July 05, 2024
From when he got drafted by the Flyers this time last year to now, Oliver Bonk is a much more confident skater.
He feels like a smarter, more developed player after this past season in juniors with the London Knights, the 19-year old said Tuesday during the Flyers' Development camp in Voorhees, especially since the campaign came with a huge jump in offensive output.
Moreover, the Flyers' staff can see the change.
"He looks like he's played pro hockey already," Riley Armstrong, the Flyers' director of player development said Tuesday on camp's first day. "The way he just handles himself in the locker room and out on the ice...
"He knows who he is as a player," Armstrong continued. "He's so smart, covers for teammates well, breaks pucks out well, and he's rewarded with the offensive opportunity at the end of the day. So, you know, definitely looking for things from him, big, big things from him coming into training camp this year."
Even if he won't be knocking on the door of the NHL quite yet.
The likelihood for Bonk, who the Flyers took at 22nd overall in the draft last summer as a promising two-way defenseman, is that he'll go back to London for another year and continue to refine his skill set at both ends of the ice.
He knows that's where things are headed, too. But at the same time, it won't keep him from trying to strive for more now either.

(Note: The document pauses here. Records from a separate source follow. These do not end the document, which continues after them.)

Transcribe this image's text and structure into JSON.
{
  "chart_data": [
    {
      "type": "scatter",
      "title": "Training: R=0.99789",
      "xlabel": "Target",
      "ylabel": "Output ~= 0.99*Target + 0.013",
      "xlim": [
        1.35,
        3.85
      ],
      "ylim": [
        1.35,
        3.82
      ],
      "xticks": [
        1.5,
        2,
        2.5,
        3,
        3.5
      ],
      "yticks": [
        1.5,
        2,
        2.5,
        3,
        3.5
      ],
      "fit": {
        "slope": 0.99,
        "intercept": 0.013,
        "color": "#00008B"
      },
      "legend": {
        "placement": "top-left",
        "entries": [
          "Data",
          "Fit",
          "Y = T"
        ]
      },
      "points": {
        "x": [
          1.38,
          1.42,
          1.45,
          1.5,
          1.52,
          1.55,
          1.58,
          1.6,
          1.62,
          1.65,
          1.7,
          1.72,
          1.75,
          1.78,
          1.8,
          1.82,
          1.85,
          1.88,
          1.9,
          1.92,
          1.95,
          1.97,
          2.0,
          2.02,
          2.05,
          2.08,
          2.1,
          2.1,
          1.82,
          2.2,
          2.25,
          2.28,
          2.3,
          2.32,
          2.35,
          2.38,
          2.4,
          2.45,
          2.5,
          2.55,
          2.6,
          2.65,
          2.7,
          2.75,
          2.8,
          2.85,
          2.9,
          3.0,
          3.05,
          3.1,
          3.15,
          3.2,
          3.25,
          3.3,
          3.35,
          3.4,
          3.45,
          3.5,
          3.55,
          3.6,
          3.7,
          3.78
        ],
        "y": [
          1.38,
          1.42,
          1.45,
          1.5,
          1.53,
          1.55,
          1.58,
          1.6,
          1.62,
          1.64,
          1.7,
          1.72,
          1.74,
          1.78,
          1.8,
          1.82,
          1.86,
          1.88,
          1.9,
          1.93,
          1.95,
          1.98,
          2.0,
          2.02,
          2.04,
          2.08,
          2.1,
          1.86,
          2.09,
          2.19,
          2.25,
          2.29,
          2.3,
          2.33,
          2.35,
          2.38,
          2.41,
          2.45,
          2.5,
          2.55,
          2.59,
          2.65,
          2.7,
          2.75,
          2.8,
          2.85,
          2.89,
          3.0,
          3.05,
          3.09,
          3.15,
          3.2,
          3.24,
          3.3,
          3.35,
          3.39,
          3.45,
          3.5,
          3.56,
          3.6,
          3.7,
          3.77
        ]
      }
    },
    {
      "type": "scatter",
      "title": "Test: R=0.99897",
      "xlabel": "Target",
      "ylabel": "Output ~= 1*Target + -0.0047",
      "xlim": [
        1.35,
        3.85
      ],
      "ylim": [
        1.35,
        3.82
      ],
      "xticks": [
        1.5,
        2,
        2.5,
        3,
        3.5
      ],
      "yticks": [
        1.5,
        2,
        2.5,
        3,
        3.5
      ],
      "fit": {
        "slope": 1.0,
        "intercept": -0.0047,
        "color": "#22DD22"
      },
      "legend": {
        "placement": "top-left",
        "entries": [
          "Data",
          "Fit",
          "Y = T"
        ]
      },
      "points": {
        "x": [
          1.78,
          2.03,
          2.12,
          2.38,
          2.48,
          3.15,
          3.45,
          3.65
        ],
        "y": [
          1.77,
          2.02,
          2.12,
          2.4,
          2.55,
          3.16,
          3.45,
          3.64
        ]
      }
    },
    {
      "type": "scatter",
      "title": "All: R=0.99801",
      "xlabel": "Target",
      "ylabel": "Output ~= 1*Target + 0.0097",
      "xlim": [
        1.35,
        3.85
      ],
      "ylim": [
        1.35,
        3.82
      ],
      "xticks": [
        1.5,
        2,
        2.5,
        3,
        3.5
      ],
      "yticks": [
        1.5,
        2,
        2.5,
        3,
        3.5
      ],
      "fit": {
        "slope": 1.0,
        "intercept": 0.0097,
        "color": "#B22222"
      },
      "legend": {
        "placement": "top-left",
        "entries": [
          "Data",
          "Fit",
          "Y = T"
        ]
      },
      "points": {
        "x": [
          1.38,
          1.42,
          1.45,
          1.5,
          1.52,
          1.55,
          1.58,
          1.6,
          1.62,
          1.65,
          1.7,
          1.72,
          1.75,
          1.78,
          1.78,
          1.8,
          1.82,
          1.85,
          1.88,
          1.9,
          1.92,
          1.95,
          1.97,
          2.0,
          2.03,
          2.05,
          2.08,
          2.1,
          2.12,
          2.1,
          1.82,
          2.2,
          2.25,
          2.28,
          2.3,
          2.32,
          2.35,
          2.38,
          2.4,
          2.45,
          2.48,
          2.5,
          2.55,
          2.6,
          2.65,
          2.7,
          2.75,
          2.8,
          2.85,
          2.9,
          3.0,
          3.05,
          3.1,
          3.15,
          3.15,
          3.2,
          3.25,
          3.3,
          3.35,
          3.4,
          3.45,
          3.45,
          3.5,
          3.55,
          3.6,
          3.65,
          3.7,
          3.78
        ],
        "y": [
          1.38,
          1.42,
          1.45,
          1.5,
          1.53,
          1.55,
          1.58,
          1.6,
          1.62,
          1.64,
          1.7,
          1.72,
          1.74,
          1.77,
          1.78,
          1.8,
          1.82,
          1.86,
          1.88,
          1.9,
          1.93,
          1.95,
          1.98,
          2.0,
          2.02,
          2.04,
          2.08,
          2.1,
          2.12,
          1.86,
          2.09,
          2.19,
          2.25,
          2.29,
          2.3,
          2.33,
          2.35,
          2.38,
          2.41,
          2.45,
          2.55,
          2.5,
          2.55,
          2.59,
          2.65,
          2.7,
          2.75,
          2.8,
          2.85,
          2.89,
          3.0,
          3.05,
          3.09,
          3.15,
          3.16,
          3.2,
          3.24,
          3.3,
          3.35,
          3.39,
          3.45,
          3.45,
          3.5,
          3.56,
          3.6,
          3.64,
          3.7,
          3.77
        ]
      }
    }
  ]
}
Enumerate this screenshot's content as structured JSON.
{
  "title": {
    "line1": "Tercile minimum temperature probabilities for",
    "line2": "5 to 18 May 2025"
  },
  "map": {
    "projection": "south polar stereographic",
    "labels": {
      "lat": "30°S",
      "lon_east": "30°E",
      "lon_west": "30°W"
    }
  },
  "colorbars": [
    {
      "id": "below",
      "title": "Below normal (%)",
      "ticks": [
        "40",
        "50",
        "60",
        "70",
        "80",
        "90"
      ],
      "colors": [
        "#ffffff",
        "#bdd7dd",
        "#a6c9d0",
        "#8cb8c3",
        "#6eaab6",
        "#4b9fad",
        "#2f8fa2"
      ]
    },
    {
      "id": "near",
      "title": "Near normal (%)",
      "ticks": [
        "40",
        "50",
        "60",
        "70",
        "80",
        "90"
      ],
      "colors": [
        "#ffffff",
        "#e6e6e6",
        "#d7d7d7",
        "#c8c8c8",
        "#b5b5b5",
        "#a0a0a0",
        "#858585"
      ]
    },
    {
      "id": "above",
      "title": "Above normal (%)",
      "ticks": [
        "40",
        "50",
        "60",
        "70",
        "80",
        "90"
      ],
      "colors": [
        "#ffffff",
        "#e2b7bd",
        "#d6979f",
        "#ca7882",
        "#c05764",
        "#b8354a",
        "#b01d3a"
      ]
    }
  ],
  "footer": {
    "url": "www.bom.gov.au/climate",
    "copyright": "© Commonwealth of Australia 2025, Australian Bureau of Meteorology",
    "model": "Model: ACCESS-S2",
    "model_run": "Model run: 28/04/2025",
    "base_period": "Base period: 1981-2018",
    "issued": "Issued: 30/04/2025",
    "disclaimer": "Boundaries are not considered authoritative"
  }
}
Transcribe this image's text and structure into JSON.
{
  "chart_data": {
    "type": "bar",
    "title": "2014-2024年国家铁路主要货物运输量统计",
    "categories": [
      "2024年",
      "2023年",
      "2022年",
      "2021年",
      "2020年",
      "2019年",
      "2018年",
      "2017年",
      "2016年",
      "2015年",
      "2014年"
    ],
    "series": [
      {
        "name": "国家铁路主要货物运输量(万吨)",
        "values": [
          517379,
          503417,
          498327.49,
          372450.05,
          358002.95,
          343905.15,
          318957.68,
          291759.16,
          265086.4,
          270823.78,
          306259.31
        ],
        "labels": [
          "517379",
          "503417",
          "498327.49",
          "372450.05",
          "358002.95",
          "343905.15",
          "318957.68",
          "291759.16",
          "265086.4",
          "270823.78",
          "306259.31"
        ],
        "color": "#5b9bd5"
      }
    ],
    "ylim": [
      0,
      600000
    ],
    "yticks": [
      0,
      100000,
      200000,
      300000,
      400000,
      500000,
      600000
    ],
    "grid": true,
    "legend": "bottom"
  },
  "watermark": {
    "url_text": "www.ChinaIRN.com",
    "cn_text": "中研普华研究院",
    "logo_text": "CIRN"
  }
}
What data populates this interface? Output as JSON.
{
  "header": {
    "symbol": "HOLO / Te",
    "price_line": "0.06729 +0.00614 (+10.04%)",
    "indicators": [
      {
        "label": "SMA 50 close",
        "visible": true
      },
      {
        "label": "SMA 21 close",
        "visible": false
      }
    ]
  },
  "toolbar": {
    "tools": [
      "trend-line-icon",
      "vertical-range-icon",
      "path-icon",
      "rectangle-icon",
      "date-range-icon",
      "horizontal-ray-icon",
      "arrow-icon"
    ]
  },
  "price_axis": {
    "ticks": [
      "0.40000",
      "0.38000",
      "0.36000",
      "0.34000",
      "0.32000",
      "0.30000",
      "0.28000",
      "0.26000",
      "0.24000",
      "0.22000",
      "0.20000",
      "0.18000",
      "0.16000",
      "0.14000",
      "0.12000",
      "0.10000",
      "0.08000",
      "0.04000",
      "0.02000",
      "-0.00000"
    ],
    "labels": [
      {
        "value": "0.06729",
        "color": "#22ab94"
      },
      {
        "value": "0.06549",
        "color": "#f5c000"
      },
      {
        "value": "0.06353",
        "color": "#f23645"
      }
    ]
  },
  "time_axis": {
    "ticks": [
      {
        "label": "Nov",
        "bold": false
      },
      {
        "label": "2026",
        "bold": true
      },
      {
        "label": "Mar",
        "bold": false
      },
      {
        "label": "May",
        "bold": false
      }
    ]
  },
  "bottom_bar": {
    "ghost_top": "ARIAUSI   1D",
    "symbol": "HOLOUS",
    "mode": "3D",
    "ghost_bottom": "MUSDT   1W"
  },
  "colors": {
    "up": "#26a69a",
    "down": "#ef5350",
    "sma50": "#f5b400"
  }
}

"You gotta come in and believe you're gonna make the team," Bonk said. "It's probable that I go back. It's not – they didn't tell me like for sure going back, they didn't tell me that 'You're staying here.' But I think you just gotta put in your head that if you wanna stay here, you gotta not lose any battles, you gotta out-battle every single guy, do your best, because if you already think you're going back, you're probably gonna end up back there."
And he has himself set up pretty well to make an impact.
There's only so much that can be derived out of development camp's first couple days' worth of drills, but from the jump, Bonk looked like a very well-controlled and methodical skater.
On odd-man rush drills, he held to tight gaps and got his stick and his body in the way of lanes to force the puck carrier into a predictable decision for the goalie to handle. He seemed hyperaware of where the puck was and where it was about to go, how to use his feet and 6'2" frame to take it away – or at the very least steer it out of trouble – and then where to send it upon retrieval to get it moving the other way.
When the puck's coming down his team's way, Bonk has a game plan for it. The next steps now will be in processing that plan quicker so it can survive at the pro level.
"Watching him play this year, I think just his ability to go back and bring pucks out, he's a big strong kid," Nick Schultz, the former Flyers defenseman turned assistant director of player development, said. "He reads the forecheck well, and breaks pucks out well. He's confident with players on his back, moving pucks, getting up ice. Obviously, we'll continue to work – the biggest thing for players to transition to the next level is the speed at any level you transition to, so that'll be the biggest thing is just continue to work on his on his speed – his foot speed – and getting up ice the way the Flyers play here."
And then maybe finding a way to bring his recently-discovered power-play prowess over, too.
One of the biggest revelations in Bonk's play this season was the Knights' unorthodox move to throw him, as a defenseman, down into the bumper spot right in front of the net on the power play.
It was definitely out-of-the-box, but effective, because his offensive production took off for a Knight's team that just steamrolled through the rest of the OHL.
Bonk scored 24 goals and 67 points in total this past season, and of those 24 goals, 15 of them came on the power play – plus another six goals on the man advantage in the playoffs out of his seven in total for the run.
"Bumper Bonk" quickly became a sensation in London, and between seeing that and how the Flyers' power play was flailing for any kind of answer up in the NHL this year, how can that eventually be brought over to Philadelphia?
"We'll talk to Rocky about that when that time comes," Armstrong cracked, referring to Flyers' assistant coach Rocky Thompson, who oversees the team's power play.
"But I definitely think once he takes strides to come up here...that's where he knows 'I'm just gonna break pucks out. I know how to play my game. I'm going to shut down the other team's top players and kind of let the forwards do their thing,'" Amrstong said. "I think the one thing he is really good at though is jumping up into the play. He understands when to go, so I think he's going to be able to create his own opportunities once the five-on-five game starts [on Saturday night]."
Which Bonk plans to work and make set up for more later down the line starting with training camp in September, even if it all will likely take more time in juniors first – a path that his father, Radek, a former NHL pro of 14 years, has been reinforcing will turn out all right.
"Yeah, he just said kinda the same thing: 'You're probably gonna go back. That's fine. London's a great place,'" Bonk recalled. "But you gotta put in your head that you don't want to be back. You want to be here with the big guys."